Her lightening intelligence allowed her to understand concepts; she was generally quick to respond with clever and “right” answers. She easily wandered into a world of descriptive words and knowledgeable phrases. Her understanding was authentic, but it stopped in her head. An example of this is the way she could very clearly articulate to Sam how she would not be disrespected, as she was simultaneously engaging with his disrespectful behavior. Her brain understood, but she could not live or embody her mind’s awareness. There was severe blockage somewhere around her neck. She wasn’t able to feel her response or get a visceral understanding. The separation felt like it was made of ancient rusted iron chains that we could not penetrate. The apology became the magic words that oiled the links and opened the drawbridge.

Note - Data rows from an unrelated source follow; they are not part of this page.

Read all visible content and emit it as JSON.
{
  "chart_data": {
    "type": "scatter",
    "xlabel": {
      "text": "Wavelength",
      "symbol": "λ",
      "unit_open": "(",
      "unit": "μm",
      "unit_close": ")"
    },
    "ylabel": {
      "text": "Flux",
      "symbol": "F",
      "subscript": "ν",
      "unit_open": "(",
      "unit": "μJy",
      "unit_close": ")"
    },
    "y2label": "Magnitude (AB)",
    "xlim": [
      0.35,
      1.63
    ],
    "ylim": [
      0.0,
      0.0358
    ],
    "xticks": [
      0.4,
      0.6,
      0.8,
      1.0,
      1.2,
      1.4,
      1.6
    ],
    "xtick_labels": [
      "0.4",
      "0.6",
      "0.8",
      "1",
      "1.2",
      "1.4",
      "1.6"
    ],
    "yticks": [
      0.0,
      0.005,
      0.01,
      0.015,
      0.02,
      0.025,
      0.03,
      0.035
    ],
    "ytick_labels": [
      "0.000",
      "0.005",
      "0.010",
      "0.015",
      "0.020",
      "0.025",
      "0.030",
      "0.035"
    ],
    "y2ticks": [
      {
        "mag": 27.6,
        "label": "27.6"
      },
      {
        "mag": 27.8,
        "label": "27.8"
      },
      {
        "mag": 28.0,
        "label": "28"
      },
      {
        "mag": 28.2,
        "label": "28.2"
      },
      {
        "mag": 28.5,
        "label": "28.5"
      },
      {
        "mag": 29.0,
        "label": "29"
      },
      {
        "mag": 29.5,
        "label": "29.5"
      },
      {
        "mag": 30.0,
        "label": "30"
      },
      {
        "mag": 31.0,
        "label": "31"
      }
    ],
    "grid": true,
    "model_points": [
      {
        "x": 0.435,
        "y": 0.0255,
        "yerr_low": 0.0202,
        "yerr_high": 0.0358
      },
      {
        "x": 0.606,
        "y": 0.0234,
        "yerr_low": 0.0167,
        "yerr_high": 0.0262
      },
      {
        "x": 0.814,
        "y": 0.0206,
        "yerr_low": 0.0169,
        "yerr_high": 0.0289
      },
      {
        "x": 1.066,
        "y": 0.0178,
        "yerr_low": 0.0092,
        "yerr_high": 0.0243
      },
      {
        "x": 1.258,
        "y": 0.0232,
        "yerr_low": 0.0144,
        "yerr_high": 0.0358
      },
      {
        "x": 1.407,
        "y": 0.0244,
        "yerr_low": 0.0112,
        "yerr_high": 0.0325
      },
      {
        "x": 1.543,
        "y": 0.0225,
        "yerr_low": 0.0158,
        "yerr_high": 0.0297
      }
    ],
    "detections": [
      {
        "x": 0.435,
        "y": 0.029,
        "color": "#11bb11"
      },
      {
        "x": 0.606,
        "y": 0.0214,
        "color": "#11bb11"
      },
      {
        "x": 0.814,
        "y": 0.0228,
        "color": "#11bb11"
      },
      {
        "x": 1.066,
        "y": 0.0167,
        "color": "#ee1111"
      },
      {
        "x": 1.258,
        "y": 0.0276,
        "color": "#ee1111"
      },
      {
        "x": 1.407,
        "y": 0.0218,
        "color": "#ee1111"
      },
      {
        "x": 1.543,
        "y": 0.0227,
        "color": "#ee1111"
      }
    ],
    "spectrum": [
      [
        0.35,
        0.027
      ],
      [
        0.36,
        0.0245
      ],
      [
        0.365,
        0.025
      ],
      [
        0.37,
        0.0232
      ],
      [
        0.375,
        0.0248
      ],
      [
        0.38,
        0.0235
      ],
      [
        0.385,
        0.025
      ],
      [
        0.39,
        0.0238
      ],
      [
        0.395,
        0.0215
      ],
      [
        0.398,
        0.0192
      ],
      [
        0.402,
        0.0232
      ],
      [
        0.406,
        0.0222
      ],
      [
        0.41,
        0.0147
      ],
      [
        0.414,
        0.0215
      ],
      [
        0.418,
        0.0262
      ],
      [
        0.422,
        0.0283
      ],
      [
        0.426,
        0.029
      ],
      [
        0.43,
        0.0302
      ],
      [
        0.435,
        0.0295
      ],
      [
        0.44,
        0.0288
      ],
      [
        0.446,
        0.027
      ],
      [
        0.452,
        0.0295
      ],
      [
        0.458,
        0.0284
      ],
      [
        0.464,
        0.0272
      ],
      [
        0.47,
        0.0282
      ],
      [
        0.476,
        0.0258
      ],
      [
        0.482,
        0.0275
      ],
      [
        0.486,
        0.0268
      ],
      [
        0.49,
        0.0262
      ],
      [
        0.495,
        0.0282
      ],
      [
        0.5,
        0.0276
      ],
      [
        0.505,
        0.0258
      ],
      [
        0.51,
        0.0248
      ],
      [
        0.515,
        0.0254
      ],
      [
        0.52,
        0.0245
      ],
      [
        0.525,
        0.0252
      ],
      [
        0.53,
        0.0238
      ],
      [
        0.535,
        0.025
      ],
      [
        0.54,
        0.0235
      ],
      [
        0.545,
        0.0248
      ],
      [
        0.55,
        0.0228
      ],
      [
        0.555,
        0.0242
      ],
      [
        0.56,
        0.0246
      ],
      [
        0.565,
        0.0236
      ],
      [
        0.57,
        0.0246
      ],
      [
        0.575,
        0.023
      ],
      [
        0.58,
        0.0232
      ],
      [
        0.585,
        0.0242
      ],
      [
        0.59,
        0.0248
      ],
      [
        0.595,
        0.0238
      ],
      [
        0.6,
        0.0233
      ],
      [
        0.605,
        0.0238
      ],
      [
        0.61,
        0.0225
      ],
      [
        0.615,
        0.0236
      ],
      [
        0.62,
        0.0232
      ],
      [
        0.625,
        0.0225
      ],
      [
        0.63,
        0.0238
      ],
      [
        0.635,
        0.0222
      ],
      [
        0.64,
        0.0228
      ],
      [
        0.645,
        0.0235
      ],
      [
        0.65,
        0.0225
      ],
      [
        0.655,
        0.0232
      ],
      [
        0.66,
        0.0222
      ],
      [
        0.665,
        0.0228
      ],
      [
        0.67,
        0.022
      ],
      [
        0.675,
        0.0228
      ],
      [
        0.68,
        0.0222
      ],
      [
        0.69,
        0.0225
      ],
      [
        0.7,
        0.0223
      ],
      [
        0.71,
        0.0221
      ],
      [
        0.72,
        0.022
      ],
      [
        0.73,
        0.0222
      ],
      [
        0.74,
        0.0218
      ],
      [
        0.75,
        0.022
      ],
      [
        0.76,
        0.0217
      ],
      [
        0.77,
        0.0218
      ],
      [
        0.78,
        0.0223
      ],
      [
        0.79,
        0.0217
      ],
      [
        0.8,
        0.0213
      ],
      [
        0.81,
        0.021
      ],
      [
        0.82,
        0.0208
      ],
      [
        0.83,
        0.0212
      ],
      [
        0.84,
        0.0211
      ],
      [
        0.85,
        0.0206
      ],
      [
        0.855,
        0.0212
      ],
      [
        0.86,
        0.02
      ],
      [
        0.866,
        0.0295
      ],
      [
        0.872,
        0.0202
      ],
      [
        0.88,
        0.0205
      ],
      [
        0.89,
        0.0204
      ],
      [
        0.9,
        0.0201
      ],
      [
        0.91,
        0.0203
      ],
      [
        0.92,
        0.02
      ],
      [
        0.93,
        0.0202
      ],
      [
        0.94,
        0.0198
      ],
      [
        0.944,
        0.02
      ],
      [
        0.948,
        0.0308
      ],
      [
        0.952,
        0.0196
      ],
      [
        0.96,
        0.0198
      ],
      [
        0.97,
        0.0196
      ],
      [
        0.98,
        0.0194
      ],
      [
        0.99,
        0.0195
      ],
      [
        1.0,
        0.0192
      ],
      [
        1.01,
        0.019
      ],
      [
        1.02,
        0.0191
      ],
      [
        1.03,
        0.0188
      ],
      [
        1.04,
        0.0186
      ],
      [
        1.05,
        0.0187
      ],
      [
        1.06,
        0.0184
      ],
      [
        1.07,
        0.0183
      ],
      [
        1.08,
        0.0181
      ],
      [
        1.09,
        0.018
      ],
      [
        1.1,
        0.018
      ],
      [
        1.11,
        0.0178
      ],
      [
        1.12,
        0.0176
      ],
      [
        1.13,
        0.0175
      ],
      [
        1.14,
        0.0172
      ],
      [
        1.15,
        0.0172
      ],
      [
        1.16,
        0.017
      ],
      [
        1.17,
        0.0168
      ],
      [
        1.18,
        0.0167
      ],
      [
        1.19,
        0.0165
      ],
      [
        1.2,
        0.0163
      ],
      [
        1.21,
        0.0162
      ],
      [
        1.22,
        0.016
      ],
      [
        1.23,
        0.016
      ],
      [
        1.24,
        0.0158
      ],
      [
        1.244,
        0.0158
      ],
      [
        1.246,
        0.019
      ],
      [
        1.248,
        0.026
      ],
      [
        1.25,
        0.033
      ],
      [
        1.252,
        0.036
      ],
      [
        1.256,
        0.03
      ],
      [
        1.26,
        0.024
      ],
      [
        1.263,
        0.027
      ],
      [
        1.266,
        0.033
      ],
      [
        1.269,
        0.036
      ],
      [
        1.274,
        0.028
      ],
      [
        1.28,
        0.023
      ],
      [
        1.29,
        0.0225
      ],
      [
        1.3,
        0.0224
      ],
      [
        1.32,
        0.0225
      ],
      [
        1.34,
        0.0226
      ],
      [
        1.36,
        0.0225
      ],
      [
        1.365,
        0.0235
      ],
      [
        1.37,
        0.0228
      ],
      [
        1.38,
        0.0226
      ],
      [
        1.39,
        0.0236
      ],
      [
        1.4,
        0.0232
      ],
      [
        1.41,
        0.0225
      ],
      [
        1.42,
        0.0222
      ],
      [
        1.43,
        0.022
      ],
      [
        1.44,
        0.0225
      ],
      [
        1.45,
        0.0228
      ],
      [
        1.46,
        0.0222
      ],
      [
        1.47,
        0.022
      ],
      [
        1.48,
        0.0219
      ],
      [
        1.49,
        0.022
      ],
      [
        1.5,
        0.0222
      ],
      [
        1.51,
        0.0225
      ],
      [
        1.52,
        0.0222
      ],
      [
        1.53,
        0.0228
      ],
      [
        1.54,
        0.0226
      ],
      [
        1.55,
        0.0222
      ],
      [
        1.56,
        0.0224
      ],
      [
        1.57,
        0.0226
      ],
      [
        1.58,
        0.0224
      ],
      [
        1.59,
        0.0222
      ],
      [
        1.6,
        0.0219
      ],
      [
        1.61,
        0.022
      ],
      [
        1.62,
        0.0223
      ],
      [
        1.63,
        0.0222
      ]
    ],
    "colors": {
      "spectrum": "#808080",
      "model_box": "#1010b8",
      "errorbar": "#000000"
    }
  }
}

I realized then what had been enacted in the previous session. I was the brutish mother who finally admitted that I was wrong, acknowledged that I had hurt her. Words she would never hear from her mother, yet needed to experience for her personal healing. Clearly the events that led to my apology were nowhere near as ghastly as what she had suffered as a child at the hands of her mother. But the emotions were the same. She had felt as vulnerable, powerless, and overwhelmed with shame as she had when she was five. The difference was that this time she was actually heard and seen, and she mattered. Her emotions were honored, not dismissed. Sadly, Ophelia did not live long enough to have a similar experience.

I now see how important my anguish was to her healing. An apology has to mean something; the wounded needs to feel that the wounder has suffered. The injured needs to know that she does in fact matter on a very visceral, intensely emotional level. I’ve had clients tell me that they wish they could go through the break up alongside their partner, just to make sure that he/she was suffering, writhing in as much pain, as they were. At the end of the day, I think it’s about mattering. We need to know that we have substance; that we matter and truly deserve to be alive. We deserve the space we are taking up on earth. For some, such as Ophelia, that is nearly impossible to believe. And for some, the way to counter the disbelief is through profoundly emotional contact. For others imagination can build the connective tissue.

We had done years of work with imagination, images, drawing, dreams. Perhaps that work allowed us to fall into the abyss of emotional chaos and stumble upon the magic words; I’m so very sorry.